La célébrité de Rupnik était à son sommet jusqu’à il y a deux mois à peine. Slovène, 68 ans, il était connu et apprécié dans le monde entier en tant qu’artiste de premier plan, créateur de mosaïques spectaculaires aussi bien à Rome, dans la chapelle du Palais apostolique du Vatican, qu’à Fatima, à San Giovanni Rotondo et dans bien d’autres villes. C’était un maître spirituel réputé, d’une formation théologie raffinée, en dialogue entre l’Occident et l’Orient, disciple du célèbre jésuite et cardinal Tomás Spidlik (1919-2010). Il vivait dans son atelier artistique de Rome en compagnie d’un ordre de femmes consacrées qu’il avait lui-même fondé, inspiré et qu’il dirigeait.

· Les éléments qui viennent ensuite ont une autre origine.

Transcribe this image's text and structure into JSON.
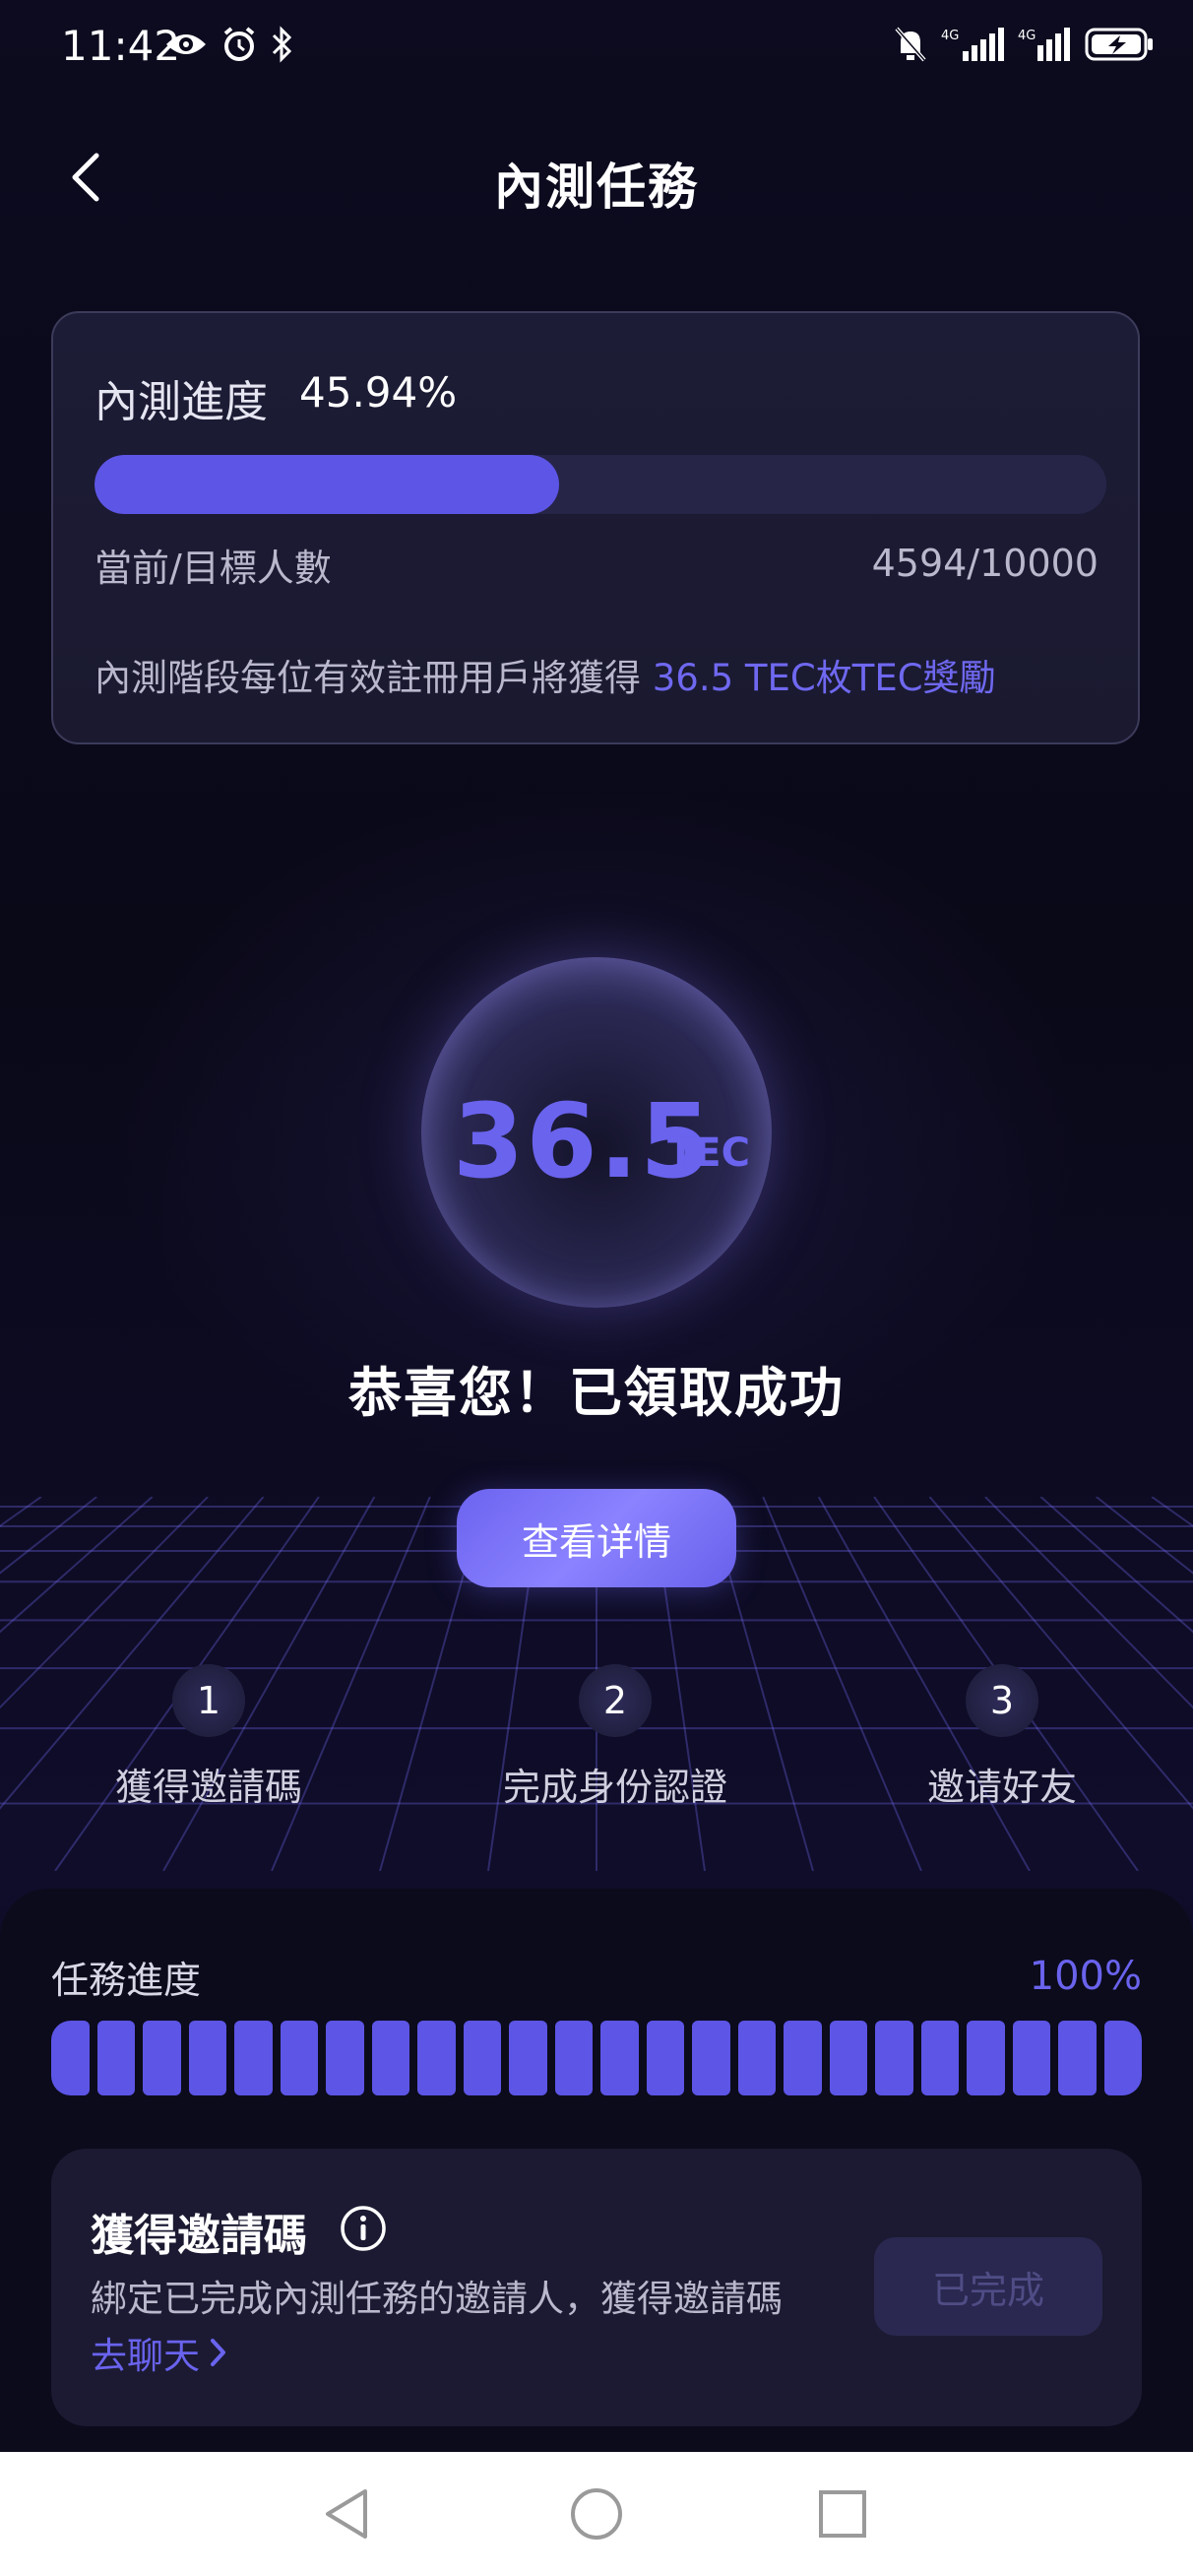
{
  "status_bar": {
    "time": "11:42",
    "left_icons": [
      "eye-icon",
      "alarm-icon",
      "bluetooth-icon"
    ],
    "right_icons": [
      "mute-icon",
      "signal-4g-icon",
      "signal-4g-icon",
      "battery-charging-icon"
    ]
  },
  "header": {
    "title": "內測任務"
  },
  "beta_progress": {
    "label": "內測進度",
    "percent_text": "45.94%",
    "fraction": 0.4594,
    "count_label": "當前/目標人數",
    "count_value": "4594/10000",
    "note_prefix": "內測階段每位有效註冊用戶將獲得 ",
    "note_highlight": "36.5 TEC枚TEC獎勵"
  },
  "reward": {
    "amount": "36.5",
    "unit": "TEC",
    "message": "恭喜您！已領取成功",
    "detail_button": "查看详情"
  },
  "steps": [
    {
      "number": "1",
      "label": "獲得邀請碼"
    },
    {
      "number": "2",
      "label": "完成身份認證"
    },
    {
      "number": "3",
      "label": "邀请好友"
    }
  ],
  "task_progress": {
    "label": "任務進度",
    "value_text": "100%",
    "fraction": 1.0
  },
  "task_card": {
    "title": "獲得邀請碼",
    "description": "綁定已完成內測任務的邀請人，獲得邀請碼",
    "link": "去聊天",
    "status_button": "已完成"
  },
  "colors": {
    "accent": "#5d55e6",
    "accent_text": "#6a63ee",
    "background": "#0b0a1c"
  }
}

Mais attention aux dates. Parce que ces deux événements, l’audience et la prédication, se chevauchent avec deux procès qui, dans le même laps de temps et en secret, se déroulaient contre Rupnik au Vatican.

Deuxième scène

Nous sommes à présent en janvier 2020 et la Congrégation pour la Doctrine de la foi vient de demander à la Compagnie de Jésus d’instruire un procès administratif pénal à la suite d’une plainte contre Rupnik pour avoir absous en confession une personne complice avec lui d’un péché « contre le sixième commandement ». Les juges, tous non jésuites, avaient considéré à l’unanimité que l’accusation était fondée. Il revenait donc à la Congrégation de déterminer la peine.

C’est précisément à ce moment que Rupnik est convoqué par le Pape pour prendre en charge la première méditation de Carême. Pourtant, des mesures disciplinaires ont déjà été prises contre le jésuite, dont l’interdiction de prêcher.

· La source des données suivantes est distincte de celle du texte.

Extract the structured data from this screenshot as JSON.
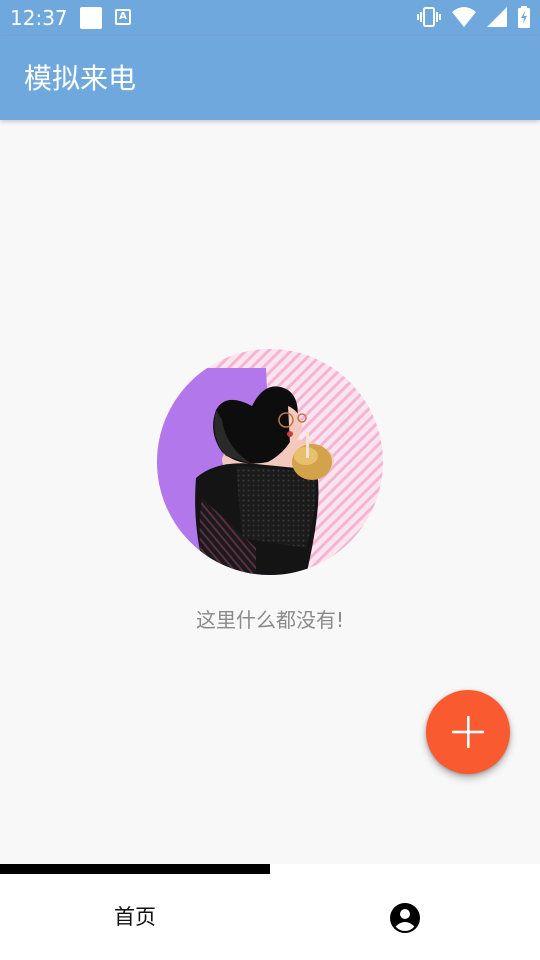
{
  "status_bar": {
    "time": "12:37",
    "notification_a_label": "A",
    "icons": [
      "vibrate-icon",
      "wifi-icon",
      "signal-icon",
      "battery-charging-icon"
    ]
  },
  "app_bar": {
    "title": "模拟来电"
  },
  "main": {
    "empty_message": "这里什么都没有!",
    "illustration": "woman-drinking-illustration"
  },
  "fab": {
    "icon": "plus-icon",
    "color": "#fa5a2f"
  },
  "bottom_nav": {
    "tabs": [
      {
        "label": "首页",
        "selected": true
      },
      {
        "icon": "account-circle-icon",
        "selected": false
      }
    ]
  },
  "colors": {
    "primary": "#6fa8dc",
    "accent": "#fa5a2f"
  }
}
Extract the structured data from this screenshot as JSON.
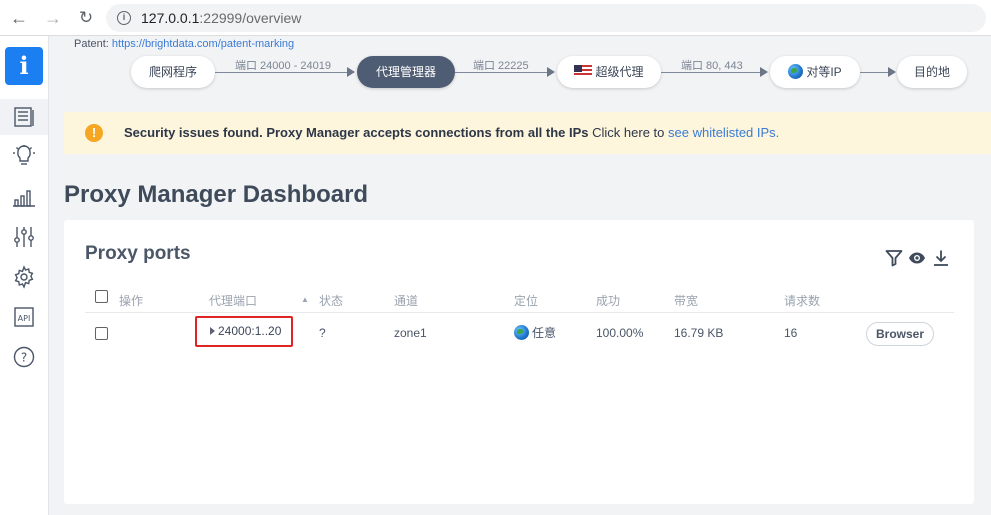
{
  "browser": {
    "url_host": "127.0.0.1",
    "url_rest": ":22999/overview"
  },
  "sidebar": {
    "items": [
      {
        "name": "logo",
        "label": "i"
      },
      {
        "name": "overview-icon"
      },
      {
        "name": "lightbulb-icon"
      },
      {
        "name": "stats-icon"
      },
      {
        "name": "sliders-icon"
      },
      {
        "name": "gear-icon"
      },
      {
        "name": "api-icon",
        "label": "API"
      },
      {
        "name": "help-icon",
        "label": "?"
      }
    ]
  },
  "flow": {
    "patent_prefix": "Patent:",
    "patent_link": "https://brightdata.com/patent-marking",
    "nodes": [
      "爬网程序",
      "代理管理器",
      "超级代理",
      "对等IP",
      "目的地"
    ],
    "links": [
      "端口 24000 - 24019",
      "端口 22225",
      "端口 80, 443"
    ]
  },
  "warning": {
    "icon": "!",
    "bold": "Security issues found. Proxy Manager accepts connections from all the IPs",
    "plain": " Click here to ",
    "link": "see whitelisted IPs."
  },
  "page": {
    "title": "Proxy Manager Dashboard"
  },
  "card": {
    "title": "Proxy ports",
    "tools": [
      "filter-icon",
      "eye-icon",
      "download-icon"
    ],
    "headers": [
      "操作",
      "代理端口",
      "状态",
      "通道",
      "定位",
      "成功",
      "带宽",
      "请求数"
    ],
    "rows": [
      {
        "port": "24000:1..20",
        "status": "?",
        "zone": "zone1",
        "location": "任意",
        "success": "100.00%",
        "bandwidth": "16.79 KB",
        "requests": "16",
        "action": "Browser"
      }
    ]
  },
  "colors": {
    "accent": "#1b7ff2",
    "active_node": "#4e5d73",
    "warning_bg": "#fdf5dc",
    "warning_icon": "#f5a623",
    "highlight_border": "#e02424",
    "link": "#3a7bd5"
  }
}
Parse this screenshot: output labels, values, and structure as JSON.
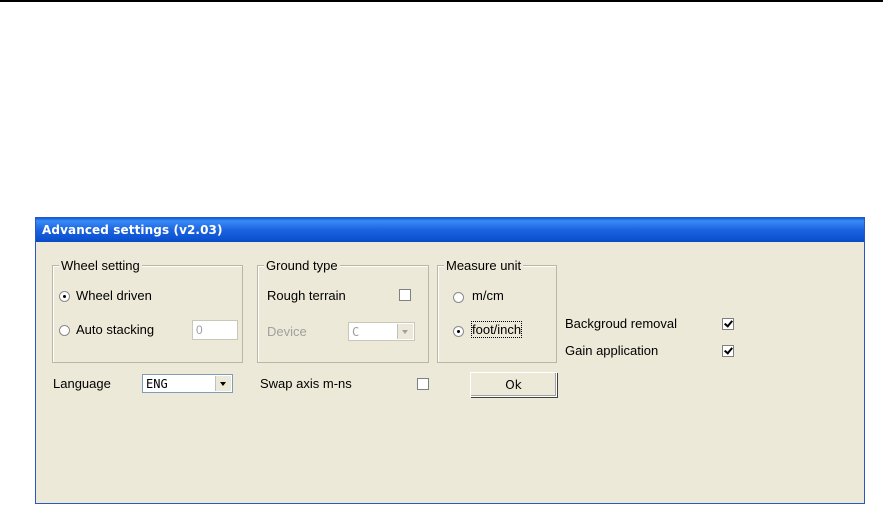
{
  "window": {
    "title": "Advanced settings (v2.03)"
  },
  "wheel_setting": {
    "legend": "Wheel setting",
    "options": [
      {
        "label": "Wheel driven",
        "selected": true
      },
      {
        "label": "Auto stacking",
        "selected": false
      }
    ],
    "stack_value": "0"
  },
  "ground_type": {
    "legend": "Ground type",
    "rough_terrain_label": "Rough terrain",
    "rough_terrain_checked": false,
    "device_label": "Device",
    "device_value": "C"
  },
  "measure_unit": {
    "legend": "Measure unit",
    "options": [
      {
        "label": "m/cm",
        "selected": false
      },
      {
        "label": "foot/inch",
        "selected": true
      }
    ]
  },
  "options": {
    "background_removal_label": "Backgroud removal",
    "background_removal_checked": true,
    "gain_application_label": "Gain application",
    "gain_application_checked": true
  },
  "bottom": {
    "language_label": "Language",
    "language_value": "ENG",
    "swap_axis_label": "Swap axis m-ns",
    "swap_axis_checked": false,
    "ok_label": "Ok"
  },
  "colors": {
    "titlebar": "#0a5ddb",
    "dialog_bg": "#ece9d8",
    "disabled_text": "#a0a0a0"
  }
}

Au mois de mai suivant, la Congrégation condamne Rupnik pour absolution du complice, une faute très grave qui entraîne notamment l’excommunication « latae sententiae ». Mais immédiatement après, au cours du même mois de mai, l’excommunication est levée, Rupnik ayant « admis les fait et demandé pardon ».

La seconde procédure commence en juin 2021 et se clôture en octobre 2022 au motif que les faits reprochés à Rupnik, malgré « le constat que les accusations étaient fondées » devaient être considérés « prescrits pour dépassement du délai ».

Et c’est précisément en janvier 2022, au moment même où Rupnik est reçu en audience par le Pape, que la Congrégation pour la Doctrine de la foi reçoit la preuve que les accusations portées contre lui par plusieurs femmes consacrées de sa communauté pour abus psychologiques et sexuels étaient bien fondées, et ouvre un procès à son encontre.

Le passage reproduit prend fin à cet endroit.